Hypercat, which officially passed the first phase of development last week, was developed by 40 UK-based tech firms, including IBM, Intel and ARM, startups and universities that banded together 12 months ago thanks to a £6.4m grant from the UK government’s Technology Strategy Board (TSB).

3. What are the benefits?

Justin Anderson, CEO and founder of IoT firm Flexeye, claims that Hypercat can be used by any player in the IoT ecosystem, from application developers, data holders and end users.

"It’s very simple…You don’t need a PHD to be able to take Hypercat and use it inside your IoT operator," he said.

He adds that it will also encourage collaboration and innovation with new jobs opportunities unfolding for the UK economy.

Andy Stanford-Clark, master inventor at IBM, said his ‘Eye Hun’ group was able to use data from streetlights belonging to another project cluster in Cambridge.

"The smart streetlight data from the Cambridge project was being updated in real-time, so it made a more compelling demonstration initially, as I fed the live data to the LED cube. But then I thought about a replay of data, a ‘day in the life of the streetlights’, and wrote the application to replay 24 hours of data in 90 seconds," he explained.
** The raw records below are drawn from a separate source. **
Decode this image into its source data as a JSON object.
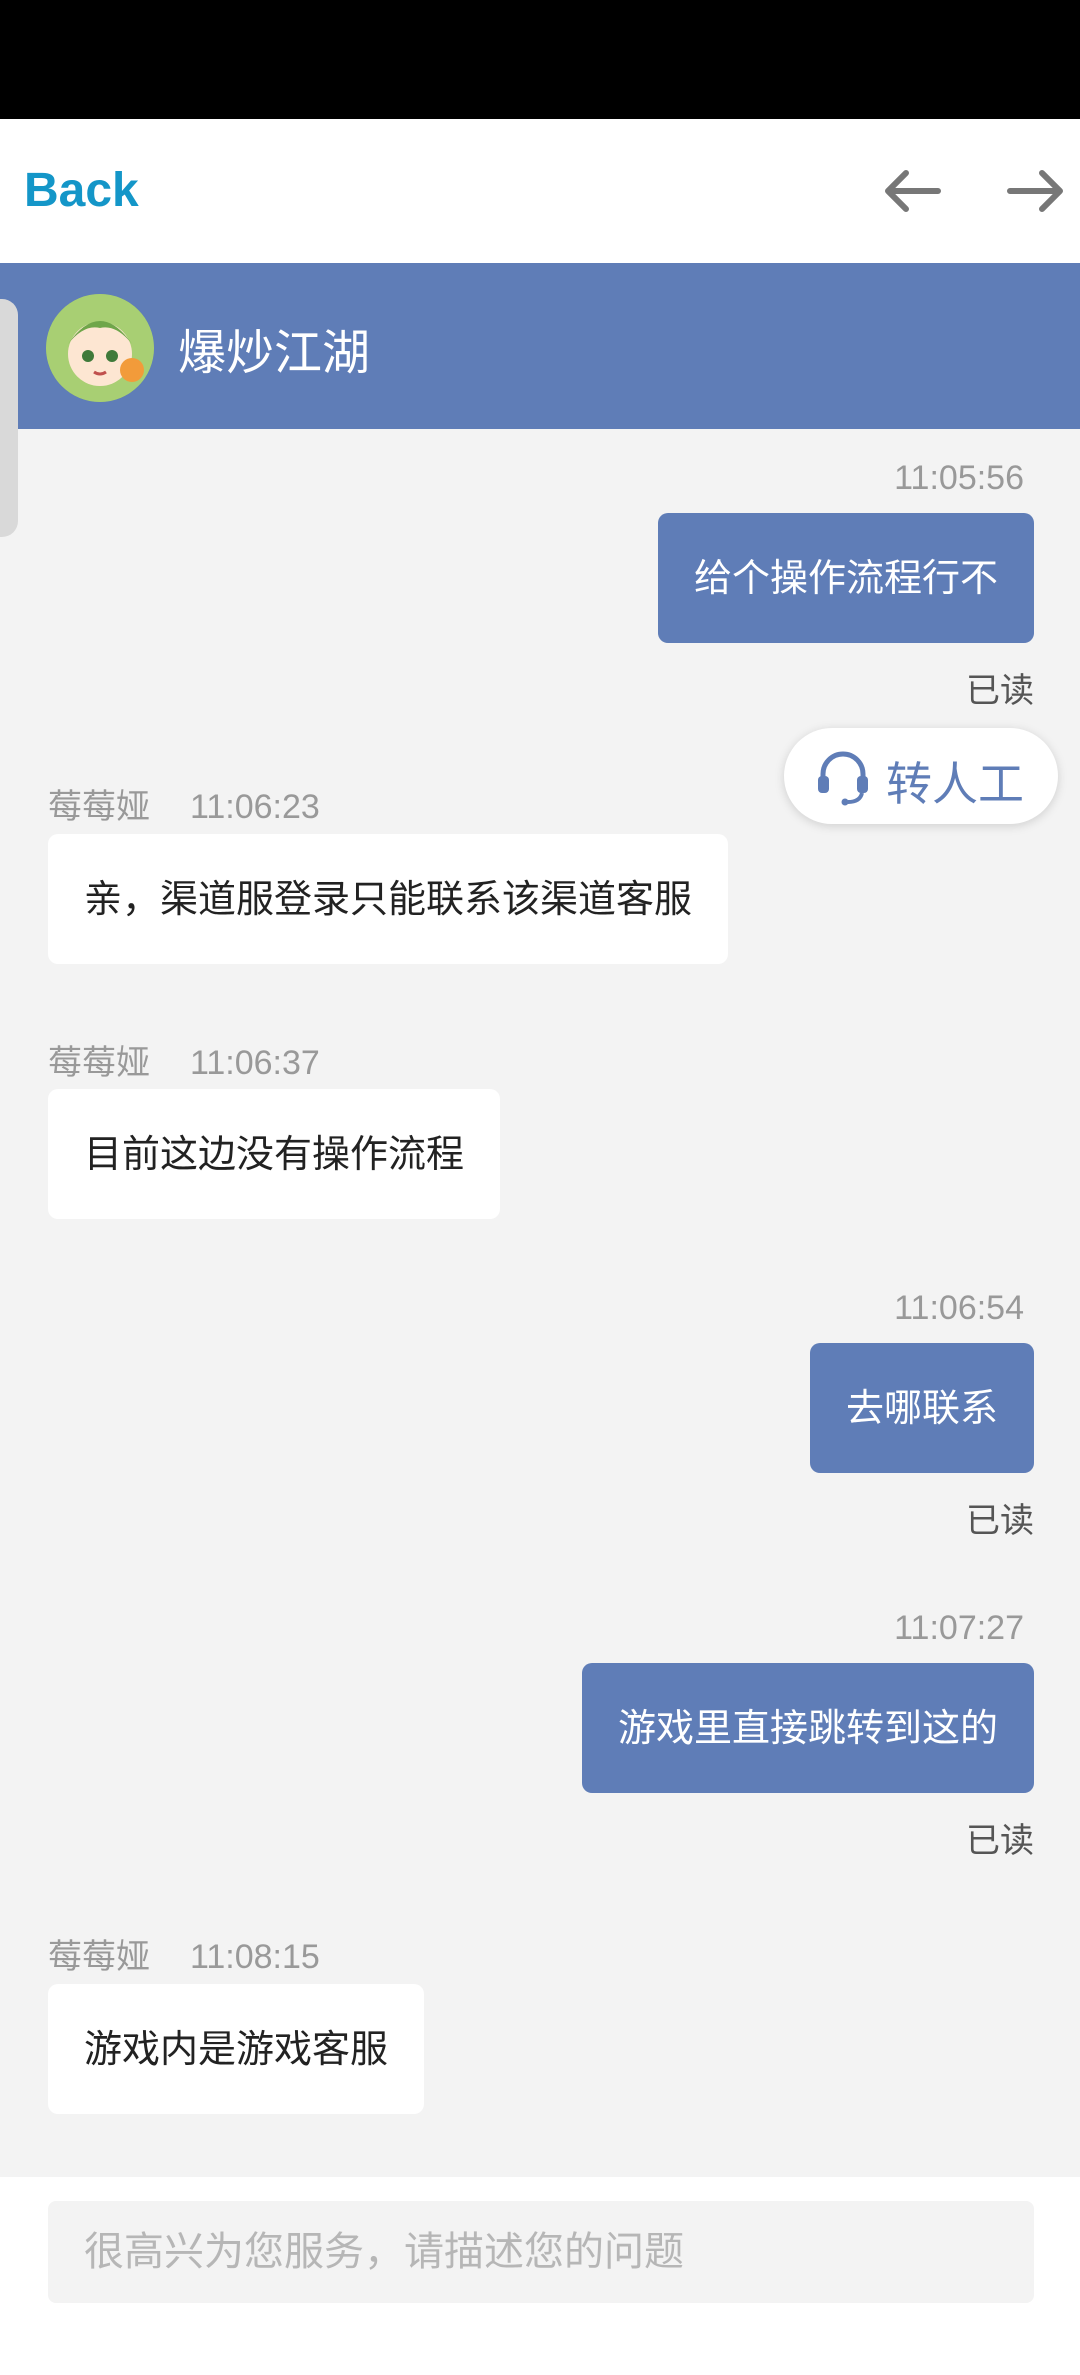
{
  "nav": {
    "back_label": "Back"
  },
  "header": {
    "title": "爆炒江湖"
  },
  "messages": [
    {
      "side": "out",
      "time": "11:05:56",
      "text": "给个操作流程行不",
      "status": "已读"
    },
    {
      "side": "in",
      "agent": "莓莓娅",
      "time": "11:06:23",
      "text": "亲，渠道服登录只能联系该渠道客服"
    },
    {
      "side": "in",
      "agent": "莓莓娅",
      "time": "11:06:37",
      "text": "目前这边没有操作流程"
    },
    {
      "side": "out",
      "time": "11:06:54",
      "text": "去哪联系",
      "status": "已读"
    },
    {
      "side": "out",
      "time": "11:07:27",
      "text": "游戏里直接跳转到这的",
      "status": "已读"
    },
    {
      "side": "in",
      "agent": "莓莓娅",
      "time": "11:08:15",
      "text": "游戏内是游戏客服"
    }
  ],
  "transfer": {
    "label": "转人工",
    "icon": "headset-icon"
  },
  "composer": {
    "placeholder": "很高兴为您服务，请描述您的问题"
  },
  "colors": {
    "accent": "#5f7db7",
    "back_link": "#1496c8",
    "background": "#f3f3f3"
  }
}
"This was then directly applicable to the data we were getting from the Westminster street lights which we were receiving once a day, and thanks to HyperCat I was able to point my application at the Westminster data Hub and it was able to locate and extract their streetlight data."

4. But does Hypercat solve every possible IoT interoperability problem?

On top of Hypercat, there’s another layer of interoperability problems that need solving, according to 1248’s Beart.

"For example, when you’ve found your degree centigrade, what data format is that held in? Unless the application understands that, it won’t be able to read it," he said.

5. What about privacy and security?

Beart claims that Hypercat has a "strong" security model, which is easy to use, while privacy is a "much more complex problem" because it is about humans deciding who sees what under certain circumstances.

Flexeye chairman Lord Erroll said policies should be developed around the release of data, which are controlled by the originator of that data.

"If I’m in university and I’ve spent two years collecting data to analyse, and actually it’s opened up to everybody else, all that my rivals have to do is sit back and make me do all the expensive work and then they’ve got the data for free and go do their own analysis," he explained.

"So some of the stuff that’s been coming in, or from what is effectively machine IoT, does need to be kept completely private for certain reasons for certain periods."